The evils of excessive centralization were yet unknown to the empire. Up to the time of Diocletian the towns and provinces were allowed great liberty. In Palestine, Syria, Asia Minor, Lower Armenia, and Thrace there were independent kingdoms under the protection of Rome. These kingdoms only became sources of danger from the time of Caligula onwards, because the great and far-sighted policy which Augustus had traced with regard to them had not been carried out. The free towns—and they were numerous—governed themselves according to their own laws; they had legislative power and administered justice as in a self-governing country; until the third century, municipal decrees were promulgated with the formula, “the senate and the people.” Theatres served not only for scenic pleasures, they were everywhere centres of agitation and public opinion. The favour of the Romans towards the human race was the theme of some adulatory orations which were not, however, devoid of all sincerity. The doctrine of the “Roman peace,” the idea of a great democracy organised under the protection of Rome, was the basis of all thought. A Greek orator displayed vast learning in proving that the glory of Rome ought to be regarded by all the branches of the Hellenic race as a sort of common inheritance. As far as Syria, Asia Minor, and Egypt are concerned, it may be said that the Roman conquest did not destroy a single liberty. Those countries were either indifferent to political life or had never known it.
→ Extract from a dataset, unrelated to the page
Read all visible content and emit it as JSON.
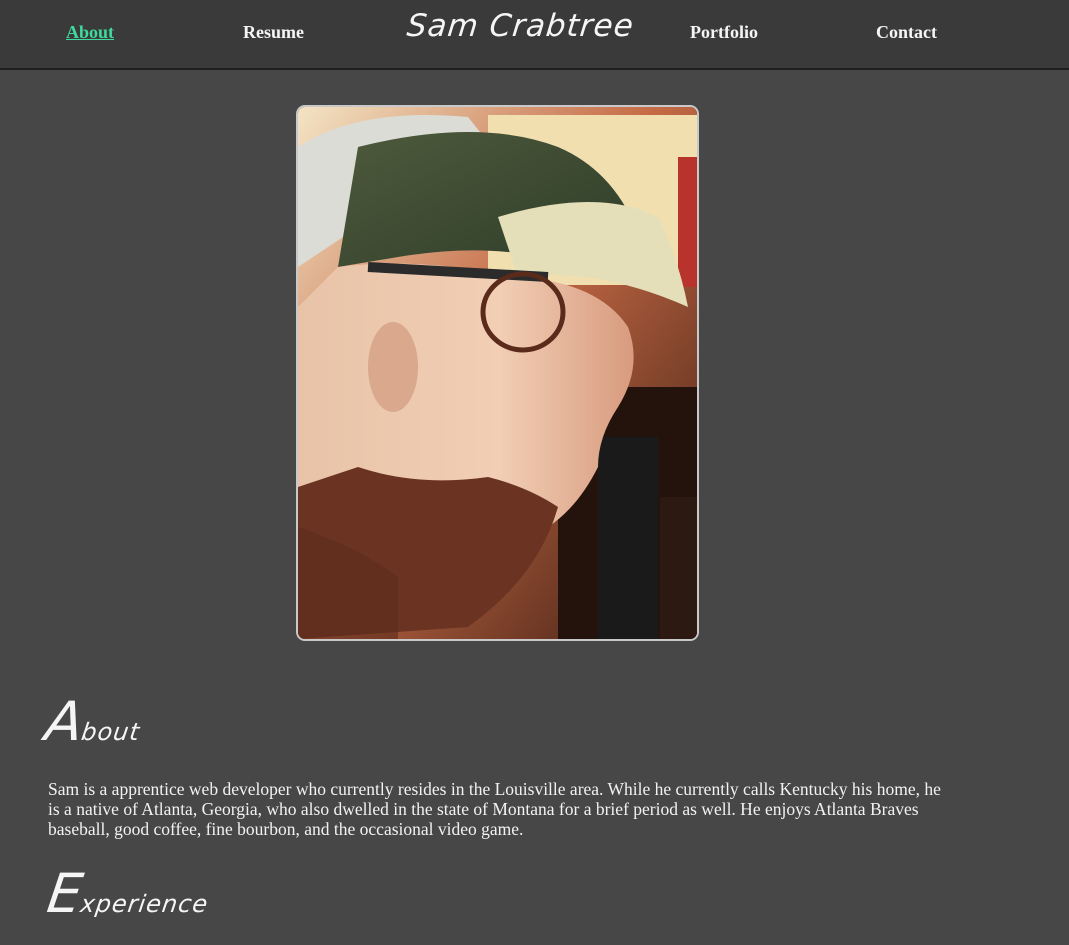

In spite of the exactions of the governors and the acts of violence inseparable from absolute government, the world, in many ways, had never been so happy. An administration coming from a centre far away was such an advantage, that even the pillage of the prætors of the latter end of the republic did not succeed in rendering it odious. Moreover, the lex Julia had greatly limited the field of abuses and extortion. Excepting under Nero, the follies or the cruelty of the emperor did not go beyond the Roman aristocracy and the immediate surroundings of the prince. Never had those who wished to leave politics alone lived in greater peace. The republic of ancient times, where everyone was forced into party quarrels, was not pleasant to live in; supersession and exile were too frequent.
Now it seemed as if the times were ripe for wide propagandism, superior to the quarrels of little towns, to the rivalries of dynasties. Attempts against liberty owed their origin to the independence which still remained to the provinces and communities, rather than to the Roman administration. In those conquered countries where political needs had not existed for several centuries, and where the people were deprived only of the power of tearing each other to pieces by continual warfare, the empire was an era of prosperity and welfare until then unknown and, we may add without paradox, of liberty. On the one hand the freedom of trade, and industry, and that personal liberty of which the Greek had no idea, became possible. On the other hand the freedom which consists in liberty of opinion could only be benefited by the new régime.
This liberty always gains in dealing with kings and princes more than in dealing with a jealous and narrow-minded middle class. The Greek republics had no such liberty of opinion. The Greeks achieved great things without it, thanks to the unequalled power of their genius, but for all that, Athens was actually under an inquisition. The inquisitor was the archon, the holy office was the royal portico where charges of impiety were tried. Accusations of this nature were very frequent—it was the favourite theme of Attic orators. Not only philosophical offences, such as denying God or providence, but the slightest offence against the municipal doctrines, preaching a strange religion, the most puerile omissions of the scrupulous laws pertaining to the mysteries, were crimes punished with death. The gods whom Aristophanes scoffed at on the stage could sometimes slay. They slew Socrates, they all but slew Alcibiades; Anaxagoras, Protagoras, Theodorus the atheist, Diagoras of Melos, Prodicus of Ceos, Stilpo, Aristotle, Theophrastus, Aspasia, Euripides, were more or less seriously threatened.